Project Summary Alzheimer's disease (AD) is a progressive neurodegenerative disease influenced by both genetic and environmental factors. Although over 50 risk loci with genome-wide significance have been identified to date, a substantial proportion of AD heritability remains unexplained. With the high- throughput technologies, a large amount of genetic data has become available for AD genetic research. While studies utilizing these enriched data resources and considering sex-dependent genetic effects, joint effects of multiple markers, and AD risk information (e.g., time-to-AD phenotype) hold great promise for novel AD gene discovery, rigorous analytical tools for such analysis are still lacking. Most of the statistical tools can't account for genetic heterogeneity. Besides, existing multi-marker survival tests are largely based on the Cox model for covariate adjustment. Mis-specifying the covariate-adjustment model could lead to spurious association findings. Furthermore, time to AD is usually interval censored in cohort studies and subject to the competing risk of death, but no multi-marker survival test is currently available to handle interval censored competing risks data. To address the limitations of existing methods and facilitate genetic association analysis of time-to-AD outcomes considering sex-related genetic heterogeneity, we will develop three multi-marker survival tests based on the additive hazards model, the accelerated failure time model, and interval censored survival traits, respectively. We will further extend these three tests for gene-gene/gene-environment interaction analyses. All the new tests can deal with left truncation and competing risks, two common issues in time-to-AD analyses. The new methods will be programmed into R packages to be disseminated through the Comprehensive R Archive Network. Additionally, we will apply the methods to the UK Biobank and ROSMAP data to search for AD-associated genes and test for gene-sex interactions. The successful completion of this project will address analytic challenges faced by the ongoing AD genetic research, and advance the statistical methodology development for genetic association analysis of survival outcomes in general. The application of the new methods to the UK Biobank and ROSMAP data will provide new insights into the genetic architecture of AD, especially the sex-specific genetic etiology.

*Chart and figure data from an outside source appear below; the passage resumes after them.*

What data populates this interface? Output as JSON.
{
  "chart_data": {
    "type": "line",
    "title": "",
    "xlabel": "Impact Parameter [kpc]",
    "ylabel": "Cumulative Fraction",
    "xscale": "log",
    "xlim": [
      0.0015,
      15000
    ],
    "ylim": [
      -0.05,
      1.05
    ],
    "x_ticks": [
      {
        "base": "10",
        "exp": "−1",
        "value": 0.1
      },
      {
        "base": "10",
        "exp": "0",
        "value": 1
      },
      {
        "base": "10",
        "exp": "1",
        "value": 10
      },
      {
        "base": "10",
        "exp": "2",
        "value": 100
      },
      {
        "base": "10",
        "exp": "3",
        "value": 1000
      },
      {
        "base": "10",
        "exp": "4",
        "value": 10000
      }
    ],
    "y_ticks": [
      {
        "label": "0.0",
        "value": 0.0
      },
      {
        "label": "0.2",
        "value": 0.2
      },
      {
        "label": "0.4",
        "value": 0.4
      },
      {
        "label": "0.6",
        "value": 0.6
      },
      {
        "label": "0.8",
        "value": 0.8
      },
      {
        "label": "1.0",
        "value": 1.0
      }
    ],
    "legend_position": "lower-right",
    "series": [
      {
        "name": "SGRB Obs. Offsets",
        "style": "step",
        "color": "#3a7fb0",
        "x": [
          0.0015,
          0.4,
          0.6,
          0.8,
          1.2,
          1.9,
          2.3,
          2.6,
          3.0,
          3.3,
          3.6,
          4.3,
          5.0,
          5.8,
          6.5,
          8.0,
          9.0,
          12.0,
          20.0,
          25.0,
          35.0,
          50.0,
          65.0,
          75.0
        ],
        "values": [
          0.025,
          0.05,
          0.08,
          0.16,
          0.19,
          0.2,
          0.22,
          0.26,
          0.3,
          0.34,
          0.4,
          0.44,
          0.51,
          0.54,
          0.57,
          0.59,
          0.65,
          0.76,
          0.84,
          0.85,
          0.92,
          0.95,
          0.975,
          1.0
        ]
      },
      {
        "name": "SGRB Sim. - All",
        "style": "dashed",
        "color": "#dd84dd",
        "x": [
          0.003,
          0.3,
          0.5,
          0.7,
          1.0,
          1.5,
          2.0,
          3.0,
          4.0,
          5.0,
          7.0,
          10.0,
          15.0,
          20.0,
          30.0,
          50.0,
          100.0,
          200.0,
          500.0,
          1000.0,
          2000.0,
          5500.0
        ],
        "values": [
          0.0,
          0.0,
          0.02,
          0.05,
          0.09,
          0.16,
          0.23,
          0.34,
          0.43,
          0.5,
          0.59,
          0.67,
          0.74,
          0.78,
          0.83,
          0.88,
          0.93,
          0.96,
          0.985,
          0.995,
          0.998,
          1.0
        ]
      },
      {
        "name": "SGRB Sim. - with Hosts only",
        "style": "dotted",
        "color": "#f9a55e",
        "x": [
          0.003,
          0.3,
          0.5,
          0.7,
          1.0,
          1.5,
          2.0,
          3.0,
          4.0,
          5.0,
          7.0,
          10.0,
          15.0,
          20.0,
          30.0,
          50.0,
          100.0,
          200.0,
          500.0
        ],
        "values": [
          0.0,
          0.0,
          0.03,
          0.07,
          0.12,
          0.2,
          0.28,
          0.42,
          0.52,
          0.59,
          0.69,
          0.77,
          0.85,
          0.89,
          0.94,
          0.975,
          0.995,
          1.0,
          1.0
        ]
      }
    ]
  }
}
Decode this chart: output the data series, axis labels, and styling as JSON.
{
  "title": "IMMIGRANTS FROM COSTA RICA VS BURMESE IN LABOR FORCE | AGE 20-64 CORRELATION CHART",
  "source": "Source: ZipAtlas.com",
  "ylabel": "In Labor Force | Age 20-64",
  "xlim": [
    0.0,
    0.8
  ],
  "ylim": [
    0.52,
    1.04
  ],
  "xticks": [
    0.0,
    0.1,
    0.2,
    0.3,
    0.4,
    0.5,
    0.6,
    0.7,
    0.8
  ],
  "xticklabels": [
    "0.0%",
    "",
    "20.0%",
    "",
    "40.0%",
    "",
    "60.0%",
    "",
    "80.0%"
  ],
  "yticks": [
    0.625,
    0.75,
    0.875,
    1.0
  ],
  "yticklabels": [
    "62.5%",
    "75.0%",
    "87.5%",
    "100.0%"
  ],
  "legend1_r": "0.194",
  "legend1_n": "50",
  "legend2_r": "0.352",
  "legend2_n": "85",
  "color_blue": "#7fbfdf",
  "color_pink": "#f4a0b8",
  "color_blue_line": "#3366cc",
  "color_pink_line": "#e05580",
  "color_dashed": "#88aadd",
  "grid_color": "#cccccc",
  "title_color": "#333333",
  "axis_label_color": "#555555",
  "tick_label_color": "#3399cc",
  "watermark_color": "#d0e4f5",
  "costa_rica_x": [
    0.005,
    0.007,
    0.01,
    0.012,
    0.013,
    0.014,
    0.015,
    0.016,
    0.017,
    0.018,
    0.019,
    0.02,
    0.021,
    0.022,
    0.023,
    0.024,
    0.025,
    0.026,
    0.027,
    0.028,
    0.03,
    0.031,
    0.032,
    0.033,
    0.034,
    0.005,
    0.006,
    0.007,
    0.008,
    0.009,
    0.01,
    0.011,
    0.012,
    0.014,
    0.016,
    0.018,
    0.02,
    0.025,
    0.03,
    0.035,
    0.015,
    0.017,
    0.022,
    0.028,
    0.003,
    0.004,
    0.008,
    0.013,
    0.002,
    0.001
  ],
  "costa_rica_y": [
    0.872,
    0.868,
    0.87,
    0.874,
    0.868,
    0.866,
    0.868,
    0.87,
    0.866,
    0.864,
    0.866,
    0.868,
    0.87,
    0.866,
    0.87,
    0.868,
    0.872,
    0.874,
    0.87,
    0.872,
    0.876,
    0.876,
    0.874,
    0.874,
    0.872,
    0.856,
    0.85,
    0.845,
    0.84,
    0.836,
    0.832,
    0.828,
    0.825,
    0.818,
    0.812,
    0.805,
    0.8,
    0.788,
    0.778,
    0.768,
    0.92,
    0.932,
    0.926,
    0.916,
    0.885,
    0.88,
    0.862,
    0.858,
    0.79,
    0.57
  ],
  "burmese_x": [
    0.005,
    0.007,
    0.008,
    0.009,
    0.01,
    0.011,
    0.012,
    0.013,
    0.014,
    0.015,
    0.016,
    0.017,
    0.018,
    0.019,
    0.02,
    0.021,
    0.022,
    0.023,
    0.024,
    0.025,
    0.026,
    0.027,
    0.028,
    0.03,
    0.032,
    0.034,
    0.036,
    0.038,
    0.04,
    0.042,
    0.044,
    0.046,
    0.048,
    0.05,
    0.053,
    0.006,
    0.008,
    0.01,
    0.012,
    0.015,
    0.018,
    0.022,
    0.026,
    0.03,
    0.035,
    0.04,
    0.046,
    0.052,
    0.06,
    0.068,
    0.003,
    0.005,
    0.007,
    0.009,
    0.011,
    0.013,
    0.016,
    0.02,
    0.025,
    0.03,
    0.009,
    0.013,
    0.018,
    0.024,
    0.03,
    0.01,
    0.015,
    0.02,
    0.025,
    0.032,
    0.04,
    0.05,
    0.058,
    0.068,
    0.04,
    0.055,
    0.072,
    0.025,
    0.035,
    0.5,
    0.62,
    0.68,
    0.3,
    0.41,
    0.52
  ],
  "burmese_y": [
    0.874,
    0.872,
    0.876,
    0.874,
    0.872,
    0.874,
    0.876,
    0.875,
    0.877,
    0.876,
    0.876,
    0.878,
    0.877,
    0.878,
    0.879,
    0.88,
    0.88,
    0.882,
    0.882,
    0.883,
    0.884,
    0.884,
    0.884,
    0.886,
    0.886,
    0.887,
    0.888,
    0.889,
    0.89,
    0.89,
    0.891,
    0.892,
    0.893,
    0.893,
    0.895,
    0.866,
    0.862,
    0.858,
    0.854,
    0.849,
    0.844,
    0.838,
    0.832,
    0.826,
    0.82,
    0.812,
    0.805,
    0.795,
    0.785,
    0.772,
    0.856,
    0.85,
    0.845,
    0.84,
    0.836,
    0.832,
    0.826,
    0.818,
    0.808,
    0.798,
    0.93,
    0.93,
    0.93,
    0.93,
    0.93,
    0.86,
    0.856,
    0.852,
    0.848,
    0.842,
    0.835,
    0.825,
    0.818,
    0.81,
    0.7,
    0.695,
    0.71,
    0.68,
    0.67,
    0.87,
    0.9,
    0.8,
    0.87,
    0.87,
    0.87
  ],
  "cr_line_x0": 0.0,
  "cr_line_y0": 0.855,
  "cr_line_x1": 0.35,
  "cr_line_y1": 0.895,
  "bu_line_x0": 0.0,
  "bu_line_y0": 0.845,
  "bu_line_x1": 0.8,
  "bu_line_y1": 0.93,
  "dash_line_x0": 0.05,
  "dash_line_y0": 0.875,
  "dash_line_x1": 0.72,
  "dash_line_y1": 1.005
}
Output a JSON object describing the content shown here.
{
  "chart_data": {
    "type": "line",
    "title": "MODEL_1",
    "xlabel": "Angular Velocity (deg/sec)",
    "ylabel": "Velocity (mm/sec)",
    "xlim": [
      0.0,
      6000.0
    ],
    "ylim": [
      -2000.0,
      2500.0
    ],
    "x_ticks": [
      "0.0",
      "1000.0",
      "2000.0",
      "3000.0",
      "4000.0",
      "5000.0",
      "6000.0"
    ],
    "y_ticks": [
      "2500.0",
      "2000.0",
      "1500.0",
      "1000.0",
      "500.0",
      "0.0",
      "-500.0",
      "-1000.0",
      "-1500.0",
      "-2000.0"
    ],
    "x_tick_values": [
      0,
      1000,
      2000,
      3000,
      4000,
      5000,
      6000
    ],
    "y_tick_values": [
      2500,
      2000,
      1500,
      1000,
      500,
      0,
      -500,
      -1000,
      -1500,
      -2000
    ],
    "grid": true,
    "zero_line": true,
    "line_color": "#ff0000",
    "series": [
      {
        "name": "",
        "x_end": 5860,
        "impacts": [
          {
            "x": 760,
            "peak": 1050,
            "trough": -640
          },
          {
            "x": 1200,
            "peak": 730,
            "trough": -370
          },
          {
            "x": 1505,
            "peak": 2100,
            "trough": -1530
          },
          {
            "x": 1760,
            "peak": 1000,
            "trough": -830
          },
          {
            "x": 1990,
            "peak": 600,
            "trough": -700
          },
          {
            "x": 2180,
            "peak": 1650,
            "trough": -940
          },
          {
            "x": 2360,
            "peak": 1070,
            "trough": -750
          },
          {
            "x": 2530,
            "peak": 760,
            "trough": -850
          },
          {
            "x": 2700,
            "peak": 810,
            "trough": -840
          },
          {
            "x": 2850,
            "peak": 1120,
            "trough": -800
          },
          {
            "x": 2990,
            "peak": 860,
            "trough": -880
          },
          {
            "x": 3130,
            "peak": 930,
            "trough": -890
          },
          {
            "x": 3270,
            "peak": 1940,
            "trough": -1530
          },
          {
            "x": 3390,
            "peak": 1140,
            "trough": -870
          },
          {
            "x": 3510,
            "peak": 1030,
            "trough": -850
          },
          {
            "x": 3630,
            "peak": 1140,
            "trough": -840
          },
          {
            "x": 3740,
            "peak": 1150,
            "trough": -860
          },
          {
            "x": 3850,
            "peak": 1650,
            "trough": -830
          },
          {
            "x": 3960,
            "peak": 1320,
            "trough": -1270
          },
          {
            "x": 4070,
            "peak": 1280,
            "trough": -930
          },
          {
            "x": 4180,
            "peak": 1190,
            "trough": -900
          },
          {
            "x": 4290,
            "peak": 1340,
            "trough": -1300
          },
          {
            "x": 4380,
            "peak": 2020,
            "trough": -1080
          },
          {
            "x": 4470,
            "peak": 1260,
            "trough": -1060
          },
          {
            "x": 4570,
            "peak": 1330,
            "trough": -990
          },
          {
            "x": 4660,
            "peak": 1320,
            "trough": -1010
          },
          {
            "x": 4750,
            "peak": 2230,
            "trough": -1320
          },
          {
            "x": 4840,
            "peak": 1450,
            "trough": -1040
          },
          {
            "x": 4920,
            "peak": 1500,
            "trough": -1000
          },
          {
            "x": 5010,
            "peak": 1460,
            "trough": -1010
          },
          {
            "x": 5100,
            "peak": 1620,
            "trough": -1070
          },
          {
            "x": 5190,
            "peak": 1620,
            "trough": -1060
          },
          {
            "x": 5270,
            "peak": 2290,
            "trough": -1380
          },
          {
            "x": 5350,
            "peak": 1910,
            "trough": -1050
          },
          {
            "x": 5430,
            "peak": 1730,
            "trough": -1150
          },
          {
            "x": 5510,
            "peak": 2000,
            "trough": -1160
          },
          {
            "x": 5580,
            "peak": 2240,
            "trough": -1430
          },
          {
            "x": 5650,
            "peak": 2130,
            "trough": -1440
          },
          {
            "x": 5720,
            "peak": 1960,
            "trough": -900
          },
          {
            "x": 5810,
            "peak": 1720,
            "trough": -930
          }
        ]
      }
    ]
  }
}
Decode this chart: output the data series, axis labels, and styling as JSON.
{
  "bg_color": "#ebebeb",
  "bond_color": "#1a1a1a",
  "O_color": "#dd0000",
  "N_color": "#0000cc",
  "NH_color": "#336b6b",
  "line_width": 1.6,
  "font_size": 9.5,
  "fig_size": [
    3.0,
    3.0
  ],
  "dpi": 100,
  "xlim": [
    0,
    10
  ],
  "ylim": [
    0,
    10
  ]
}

项目概要 阿尔茨海默氏病（AD）是一种进行性神经退行性疾病，受遗传和遗传因素影响 和环境因素。尽管超过 50 个具有全基因组意义的风险位点已被 迄今为止，AD 遗传性的很大一部分仍然无法解释。随着高 随着通量技术的发展，大量的遗传数据已可用于 AD 遗传 研究。研究利用这些丰富的数据资源并考虑性别依赖性 遗传效应、多个标记物的联合效应以及 AD 风险信息（例如 AD 发生时间） 表型）为新的 AD 基因发现提供了巨大的希望，为此提供了严格的分析工具 仍缺乏分析。大多数统计工具无法解释遗传异质性。 此外，现有的多标志物生存测试很大程度上基于协变量的 Cox 模型 调整。错误指定协变量调整模型可能会导致虚假关联 发现。此外，AD 的时间通常在队列研究中进行区间删失，并受 竞争死亡风险，但目前没有多标志物生存测试可用于处理间隔 审查竞争风险数据。解决现有方法的局限性并促进 考虑性别相关遗传的 AD 时间结果的遗传关联分析 异质性，我们将根据附加危险开发三种多标记生存测试 分别是模型、加速失效时间模型和区间删失生存特征。我们 将进一步扩展这三个测试以进行基因-基因/基因-环境相互作用分析。所有的 新的测试可以处理左截断和竞争风险，这是 AD 时间中的两个常见问题 分析。新方法将被编程到 R 包中，并通过 综合 R 档案网络。此外，我们将把这些方法应用到英国生物银行 ROSMAP 数据用于搜索 AD 相关基因并测试基因-性别相互作用。这 该项目的成功完成将解决正在进行的AD所面临的分析挑战 遗传学研究，推进遗传关联统计方法的发展 一般生存结果分析。新方法在英国生物样本库的应用 ROSMAP 数据将为 AD 的遗传结构提供新的见解，尤其是 性别特异性遗传病因。